Though I have focused mostly on contemporary works, I can’t neglect mention of at least a few of the seminal time-bending works that these contemporary approaches in some way pay homage to.   

First, I have to acknowledge the whole time travel science fiction story genre, particularly two classics by Robert Heinlein, “All You Zombies –” and “By His Bootstraps.” If you can chart and understand the paradoxes that are exploited in those two stories (the first hinges on the so-called “grandfather paradox;” the second hinges on the eponymous “bootstrap paradox”), you will understand the mechanics of all time travel genre stories ever written.   Consider the bootstrap paradox, for instance, which demonstrates that it is possible, via the logic of time travel, to create a temporal loop in which a thing has no origin – e.g. if I learn to sing and play the Beatles’ song “Blackbird” by listening to the White Album and then travel back in a time machine to the sixties and teach it to Paul McCartney, who records it on the White Album, then McCartney never actually wrote the song and it exists without having an origin.  If you happen to have read The Time Traveler’s Wife, you might now recognize that the bootstrap paradox forms the structural basis for roughly all of the time travel scenarios in the entire novel.

Second, no discussion of literary time-bending can fail to mention Virginia Woolf’s two masterpieces, though I will not do them anything close to justice here: 1) Mrs. Dalloway (entire lifetimes converge into one day for several characters; as Clarissa Dalloway wanders around London preparing for her party, she thinks continually about the time long ago when she chose her husband, Richard, over the true love of her life, Peter Walsh – this motif is echoed in, for instance, Minot’s Evening).  2) To the Lighthouse (time becomes a literal force against which the characters struggle.  Note: the treatment of time as well as the brilliant three-part structure of this novel is both emulated and acknowledged in Ian McEwen’s Atonement, though there is also a heartbreaking metafictional twist in McEwen’s epilogue).

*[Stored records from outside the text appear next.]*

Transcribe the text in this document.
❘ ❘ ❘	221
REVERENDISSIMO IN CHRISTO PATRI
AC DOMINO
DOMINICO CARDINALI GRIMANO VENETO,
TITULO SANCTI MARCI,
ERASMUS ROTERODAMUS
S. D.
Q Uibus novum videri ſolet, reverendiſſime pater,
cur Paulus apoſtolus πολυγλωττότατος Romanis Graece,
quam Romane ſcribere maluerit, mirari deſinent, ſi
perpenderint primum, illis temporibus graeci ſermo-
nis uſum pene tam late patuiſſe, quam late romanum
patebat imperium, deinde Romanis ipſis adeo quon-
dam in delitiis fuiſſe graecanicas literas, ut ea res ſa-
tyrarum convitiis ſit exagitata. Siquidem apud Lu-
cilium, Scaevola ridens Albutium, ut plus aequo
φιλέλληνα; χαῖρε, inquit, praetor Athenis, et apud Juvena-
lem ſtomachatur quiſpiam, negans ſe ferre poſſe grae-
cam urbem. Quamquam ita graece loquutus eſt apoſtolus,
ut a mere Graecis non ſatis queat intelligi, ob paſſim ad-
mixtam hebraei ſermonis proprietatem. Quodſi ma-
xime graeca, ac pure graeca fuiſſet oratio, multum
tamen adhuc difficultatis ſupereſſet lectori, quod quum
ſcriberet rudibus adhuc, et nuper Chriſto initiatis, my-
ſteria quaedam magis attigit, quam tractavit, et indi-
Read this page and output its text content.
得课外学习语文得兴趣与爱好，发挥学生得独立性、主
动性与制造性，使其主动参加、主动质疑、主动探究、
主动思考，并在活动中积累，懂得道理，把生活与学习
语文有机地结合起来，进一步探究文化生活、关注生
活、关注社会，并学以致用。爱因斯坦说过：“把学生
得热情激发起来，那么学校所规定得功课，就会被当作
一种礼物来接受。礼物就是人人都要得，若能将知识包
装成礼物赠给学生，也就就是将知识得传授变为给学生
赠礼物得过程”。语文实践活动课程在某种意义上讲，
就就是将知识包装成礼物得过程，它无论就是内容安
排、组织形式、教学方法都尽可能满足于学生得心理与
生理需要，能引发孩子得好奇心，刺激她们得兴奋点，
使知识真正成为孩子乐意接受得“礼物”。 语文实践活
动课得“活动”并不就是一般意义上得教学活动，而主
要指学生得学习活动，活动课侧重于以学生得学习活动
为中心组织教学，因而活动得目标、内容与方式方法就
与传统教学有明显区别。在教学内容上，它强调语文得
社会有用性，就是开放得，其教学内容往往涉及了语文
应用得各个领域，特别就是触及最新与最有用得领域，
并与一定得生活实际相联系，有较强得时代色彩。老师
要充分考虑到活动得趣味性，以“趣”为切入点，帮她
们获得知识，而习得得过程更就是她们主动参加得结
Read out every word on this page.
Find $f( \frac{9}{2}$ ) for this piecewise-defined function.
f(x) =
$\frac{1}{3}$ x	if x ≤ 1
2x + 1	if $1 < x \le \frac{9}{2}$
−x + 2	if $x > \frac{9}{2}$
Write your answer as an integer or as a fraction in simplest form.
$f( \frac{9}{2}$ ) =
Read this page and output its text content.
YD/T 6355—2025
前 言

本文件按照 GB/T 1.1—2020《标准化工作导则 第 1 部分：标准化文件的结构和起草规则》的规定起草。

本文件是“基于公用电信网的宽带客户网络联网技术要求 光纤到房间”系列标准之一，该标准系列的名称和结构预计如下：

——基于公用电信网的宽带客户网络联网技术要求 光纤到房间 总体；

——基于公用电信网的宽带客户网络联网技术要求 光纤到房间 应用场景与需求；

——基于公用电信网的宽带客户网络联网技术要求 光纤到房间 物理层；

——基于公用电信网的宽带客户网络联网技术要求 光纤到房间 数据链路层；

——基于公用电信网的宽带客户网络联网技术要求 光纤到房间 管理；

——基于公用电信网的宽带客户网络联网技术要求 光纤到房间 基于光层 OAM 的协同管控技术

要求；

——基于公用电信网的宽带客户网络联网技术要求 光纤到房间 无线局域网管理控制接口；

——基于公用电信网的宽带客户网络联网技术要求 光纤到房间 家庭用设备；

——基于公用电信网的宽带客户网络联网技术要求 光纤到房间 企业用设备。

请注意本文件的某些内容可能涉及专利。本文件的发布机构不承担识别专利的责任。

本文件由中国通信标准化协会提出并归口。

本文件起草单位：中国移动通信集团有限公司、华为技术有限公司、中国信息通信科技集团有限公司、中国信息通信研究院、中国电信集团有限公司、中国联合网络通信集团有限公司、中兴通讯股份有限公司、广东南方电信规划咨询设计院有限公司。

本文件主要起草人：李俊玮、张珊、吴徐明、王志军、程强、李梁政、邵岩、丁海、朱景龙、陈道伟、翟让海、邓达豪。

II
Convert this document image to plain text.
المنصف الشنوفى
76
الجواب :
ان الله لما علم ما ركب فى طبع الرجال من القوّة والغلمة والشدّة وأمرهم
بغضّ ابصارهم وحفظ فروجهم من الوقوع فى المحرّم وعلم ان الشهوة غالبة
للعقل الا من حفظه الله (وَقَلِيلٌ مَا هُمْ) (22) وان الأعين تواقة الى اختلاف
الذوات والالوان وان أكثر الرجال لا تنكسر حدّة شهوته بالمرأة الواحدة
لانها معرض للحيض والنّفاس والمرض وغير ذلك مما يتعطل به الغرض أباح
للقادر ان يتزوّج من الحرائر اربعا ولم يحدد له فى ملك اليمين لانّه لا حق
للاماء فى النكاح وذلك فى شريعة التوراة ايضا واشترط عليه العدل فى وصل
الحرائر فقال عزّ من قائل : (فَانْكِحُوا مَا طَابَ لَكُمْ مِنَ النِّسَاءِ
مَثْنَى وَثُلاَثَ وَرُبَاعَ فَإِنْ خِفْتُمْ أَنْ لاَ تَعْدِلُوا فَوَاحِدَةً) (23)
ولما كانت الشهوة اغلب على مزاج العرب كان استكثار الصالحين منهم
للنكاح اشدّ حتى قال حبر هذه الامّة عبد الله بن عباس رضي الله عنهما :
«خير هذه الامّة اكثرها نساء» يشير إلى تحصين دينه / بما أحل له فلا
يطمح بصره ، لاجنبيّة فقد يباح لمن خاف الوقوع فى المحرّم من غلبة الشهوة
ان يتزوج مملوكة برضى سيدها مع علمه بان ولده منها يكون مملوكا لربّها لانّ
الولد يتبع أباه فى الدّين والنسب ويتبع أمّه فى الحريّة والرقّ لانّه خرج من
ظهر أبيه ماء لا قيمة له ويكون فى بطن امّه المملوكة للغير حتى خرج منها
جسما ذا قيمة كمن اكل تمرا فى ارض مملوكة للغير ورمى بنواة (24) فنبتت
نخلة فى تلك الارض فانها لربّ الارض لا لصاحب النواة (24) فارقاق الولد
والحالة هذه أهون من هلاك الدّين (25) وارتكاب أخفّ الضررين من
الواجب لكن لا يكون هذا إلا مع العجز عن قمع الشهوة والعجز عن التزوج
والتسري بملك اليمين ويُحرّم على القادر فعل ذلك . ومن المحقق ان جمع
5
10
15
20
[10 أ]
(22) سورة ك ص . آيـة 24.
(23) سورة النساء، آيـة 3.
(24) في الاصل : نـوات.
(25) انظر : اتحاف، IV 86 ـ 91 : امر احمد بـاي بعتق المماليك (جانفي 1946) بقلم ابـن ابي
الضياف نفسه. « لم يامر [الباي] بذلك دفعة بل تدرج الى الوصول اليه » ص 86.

And finally, there is of course Marcel Proust’s masterpiece, In Search of Lost Time, which both dissects the nature of time and alters our phenomenological experience of time as we read it.  Perhaps the most astonishing aspect of Proust’s six-volume tome is that the main “plot” is that of a protagonist named Marcel who is forever planning and forever failing to write a novel, until you finish page 3000 or so and realize that, in what has to be the longest, slowest act of literary sleight-of-hand ever performed, you have just read it.